After several previous projects in the 1920s by the federal government and the city of Lucerne, the Municipal Assembly of Emmen decided in 1938 to make a contribution of CHF 200,000 for the construction of the airfield. After the construction of the airfield, the first landing took place on 7 July 1939. In 1940, a 600 m hard surface and a 600 m cross runway was created. This was extended in 1942 to a concrete runway at 700 m, in 1946 to 1100 m, and in 1957 to 2500 m.

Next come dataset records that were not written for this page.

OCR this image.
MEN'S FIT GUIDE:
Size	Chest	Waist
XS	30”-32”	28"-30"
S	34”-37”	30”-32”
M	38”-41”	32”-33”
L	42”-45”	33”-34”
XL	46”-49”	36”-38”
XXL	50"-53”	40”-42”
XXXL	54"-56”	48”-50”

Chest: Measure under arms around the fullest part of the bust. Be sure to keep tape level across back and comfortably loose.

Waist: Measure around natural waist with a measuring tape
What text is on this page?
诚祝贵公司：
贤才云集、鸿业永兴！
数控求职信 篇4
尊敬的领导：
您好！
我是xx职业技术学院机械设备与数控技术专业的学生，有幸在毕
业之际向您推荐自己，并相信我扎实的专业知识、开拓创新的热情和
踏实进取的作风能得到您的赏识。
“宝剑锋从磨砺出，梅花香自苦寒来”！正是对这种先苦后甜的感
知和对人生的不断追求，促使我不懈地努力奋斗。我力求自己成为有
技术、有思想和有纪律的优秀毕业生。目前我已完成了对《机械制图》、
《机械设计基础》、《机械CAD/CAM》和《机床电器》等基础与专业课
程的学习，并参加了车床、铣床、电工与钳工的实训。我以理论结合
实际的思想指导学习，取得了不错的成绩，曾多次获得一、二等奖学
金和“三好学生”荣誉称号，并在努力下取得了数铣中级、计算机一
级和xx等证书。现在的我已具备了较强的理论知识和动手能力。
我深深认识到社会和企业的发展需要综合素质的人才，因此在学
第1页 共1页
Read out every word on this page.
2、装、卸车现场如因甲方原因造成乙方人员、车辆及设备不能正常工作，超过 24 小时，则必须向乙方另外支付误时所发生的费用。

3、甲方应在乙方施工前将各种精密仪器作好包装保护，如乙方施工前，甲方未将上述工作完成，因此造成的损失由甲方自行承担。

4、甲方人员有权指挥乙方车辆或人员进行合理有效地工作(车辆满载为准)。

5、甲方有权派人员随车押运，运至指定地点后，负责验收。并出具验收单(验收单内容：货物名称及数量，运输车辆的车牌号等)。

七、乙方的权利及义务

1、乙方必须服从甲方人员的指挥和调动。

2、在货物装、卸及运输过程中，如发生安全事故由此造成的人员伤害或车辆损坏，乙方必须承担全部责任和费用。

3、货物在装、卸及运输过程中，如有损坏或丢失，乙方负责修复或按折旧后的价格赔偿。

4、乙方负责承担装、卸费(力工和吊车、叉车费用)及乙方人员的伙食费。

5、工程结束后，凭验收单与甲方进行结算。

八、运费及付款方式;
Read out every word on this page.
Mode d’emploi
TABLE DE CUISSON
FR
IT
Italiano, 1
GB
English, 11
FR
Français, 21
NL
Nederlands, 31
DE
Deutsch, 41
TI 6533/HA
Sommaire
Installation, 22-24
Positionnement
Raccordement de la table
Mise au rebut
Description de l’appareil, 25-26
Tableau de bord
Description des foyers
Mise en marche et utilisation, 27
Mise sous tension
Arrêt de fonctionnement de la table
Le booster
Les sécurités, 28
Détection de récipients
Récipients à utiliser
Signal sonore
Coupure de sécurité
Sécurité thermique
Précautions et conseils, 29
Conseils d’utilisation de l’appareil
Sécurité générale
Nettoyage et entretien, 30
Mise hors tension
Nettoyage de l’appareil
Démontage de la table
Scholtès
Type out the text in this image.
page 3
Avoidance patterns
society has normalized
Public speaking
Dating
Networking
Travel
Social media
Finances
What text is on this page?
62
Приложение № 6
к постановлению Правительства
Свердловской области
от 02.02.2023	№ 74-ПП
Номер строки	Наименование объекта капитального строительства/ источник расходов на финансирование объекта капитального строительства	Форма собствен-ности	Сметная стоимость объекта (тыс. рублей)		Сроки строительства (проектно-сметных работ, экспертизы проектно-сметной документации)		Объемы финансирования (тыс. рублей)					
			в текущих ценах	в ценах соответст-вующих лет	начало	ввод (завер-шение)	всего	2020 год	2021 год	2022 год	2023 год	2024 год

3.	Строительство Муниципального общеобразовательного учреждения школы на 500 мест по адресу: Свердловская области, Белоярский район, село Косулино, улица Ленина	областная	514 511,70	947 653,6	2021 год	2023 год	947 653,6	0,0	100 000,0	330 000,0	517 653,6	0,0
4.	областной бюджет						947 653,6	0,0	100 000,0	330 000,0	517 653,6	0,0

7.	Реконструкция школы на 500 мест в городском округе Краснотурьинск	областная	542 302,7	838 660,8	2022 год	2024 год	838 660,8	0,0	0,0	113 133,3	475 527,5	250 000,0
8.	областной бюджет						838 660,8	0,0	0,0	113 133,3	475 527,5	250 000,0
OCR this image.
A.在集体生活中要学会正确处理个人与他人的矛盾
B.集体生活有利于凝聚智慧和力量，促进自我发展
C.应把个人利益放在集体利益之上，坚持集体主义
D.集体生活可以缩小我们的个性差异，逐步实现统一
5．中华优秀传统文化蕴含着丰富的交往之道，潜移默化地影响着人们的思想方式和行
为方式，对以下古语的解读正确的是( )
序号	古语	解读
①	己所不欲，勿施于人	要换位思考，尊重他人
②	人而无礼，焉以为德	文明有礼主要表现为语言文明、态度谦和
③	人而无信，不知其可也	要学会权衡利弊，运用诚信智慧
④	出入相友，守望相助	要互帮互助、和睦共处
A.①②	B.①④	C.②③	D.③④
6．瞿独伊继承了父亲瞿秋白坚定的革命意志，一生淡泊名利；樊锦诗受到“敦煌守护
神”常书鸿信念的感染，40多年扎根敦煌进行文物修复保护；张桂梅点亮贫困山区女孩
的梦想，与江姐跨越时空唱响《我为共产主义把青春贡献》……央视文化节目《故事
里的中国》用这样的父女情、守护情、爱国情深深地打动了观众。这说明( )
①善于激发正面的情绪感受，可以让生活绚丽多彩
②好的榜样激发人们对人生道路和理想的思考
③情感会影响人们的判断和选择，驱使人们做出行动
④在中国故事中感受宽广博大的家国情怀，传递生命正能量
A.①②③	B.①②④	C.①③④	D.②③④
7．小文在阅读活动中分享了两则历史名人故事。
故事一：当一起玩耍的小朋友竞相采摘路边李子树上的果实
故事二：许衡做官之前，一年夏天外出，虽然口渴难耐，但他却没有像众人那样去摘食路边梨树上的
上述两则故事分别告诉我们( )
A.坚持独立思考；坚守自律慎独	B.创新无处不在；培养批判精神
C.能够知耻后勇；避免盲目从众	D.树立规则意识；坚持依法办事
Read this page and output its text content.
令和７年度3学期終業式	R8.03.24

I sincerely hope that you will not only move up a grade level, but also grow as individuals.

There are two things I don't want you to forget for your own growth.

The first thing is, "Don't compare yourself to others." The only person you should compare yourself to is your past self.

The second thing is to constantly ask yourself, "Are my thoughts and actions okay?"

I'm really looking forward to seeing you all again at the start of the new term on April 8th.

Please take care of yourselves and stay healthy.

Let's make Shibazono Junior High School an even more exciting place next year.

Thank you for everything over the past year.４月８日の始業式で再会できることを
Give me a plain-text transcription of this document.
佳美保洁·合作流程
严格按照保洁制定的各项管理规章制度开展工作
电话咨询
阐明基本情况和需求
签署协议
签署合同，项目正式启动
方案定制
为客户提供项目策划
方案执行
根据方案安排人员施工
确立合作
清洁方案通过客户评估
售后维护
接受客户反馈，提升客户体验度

The first jet fighter was built by F+W Emmen (today RUAG Aerospace) and took off from Militärflugplatz Emmen; the N-20.2 Arbalète is today exhibited in the Swiss Museum of Transport. After the project EFW N-20 was canceled, the in Emmen built N-20:10 Aiguillon prototype was denied to make a first flight; perform only a few taxi on the runway of Emmen were made. The N 20:10 Aiguillon is today exhibited in the Flieger-Flab-Museum.
All types of aircraft of the Swiss Air Force have been at Militärflugplatz Emmen since its existence. de Havilland Vampire, de Havilland Venom, Aérospatiale Alouette II, Aérospatiale Alouette III, Hawker Hunter, Dassault Mirage IIIS, Dassault MirageIIIRS.

==Today==
The airfield of Emmen is used primarily by the military and is operated by the Swiss Air Force as a training and alternate airfield for jet and propeller aircraft as well as the ADS95 RUAG Ranger UAV. This means that no jet aircraft squadron is stationed in Emmen, but the airfield is still used as a training and alternate air base. The air base is, at both ends of the runway, equipped with retractable arresting gear devices (used by the F/A-18C Hornet and in case of a problem by the F-5E Tiger). Next to the aerodrome serves the following military uses:
- Location of the aerobatic team Patrouille Suisse
- Flight training for Swiss Air Force fighter pilots with the Pilatus PC-21
- Location of transport squadrons and also with charterflights for the Kosovo Force (KFOR) troops of Swisscoy
- Training and courses with reconnaissance drones
- Training center for simulators with Eurocopter AS332 Super Puma, Eurocopter EC 635 and Pilatus PC-21. Factory flights RUAG Aviation on behalf of the Swiss Air Force
- Test and trial flights Armasuisse

In addition to the military use of the airfield, limited civil use is possible on a small scale. The RUAG Aviation manages a total quota of 1,000 flight movements per year for civilian use. RUAG itself use Emmen for test flights and for the transport of rocket payload fairings with rented Antonov An-124 transport aircraft.
It is the home base of the three Armasuisse aircraft: the Pilatus PC-12 HB-FOG, Pilatus PC-6 HB-FCF and the Diamond DA42 R-711.
In the summer flight break find exceptionally organized by the private sector, civil major events take place.
Air traffic control is performed by the military branch of Skyguide Skyguide National.

In June 2026 the Air Base hosted US Vice President JD Vance as he arrived and departed on board Air Force 2 for peace talks to end the 2026 Iran War at the nearby Bürgenstock Resort.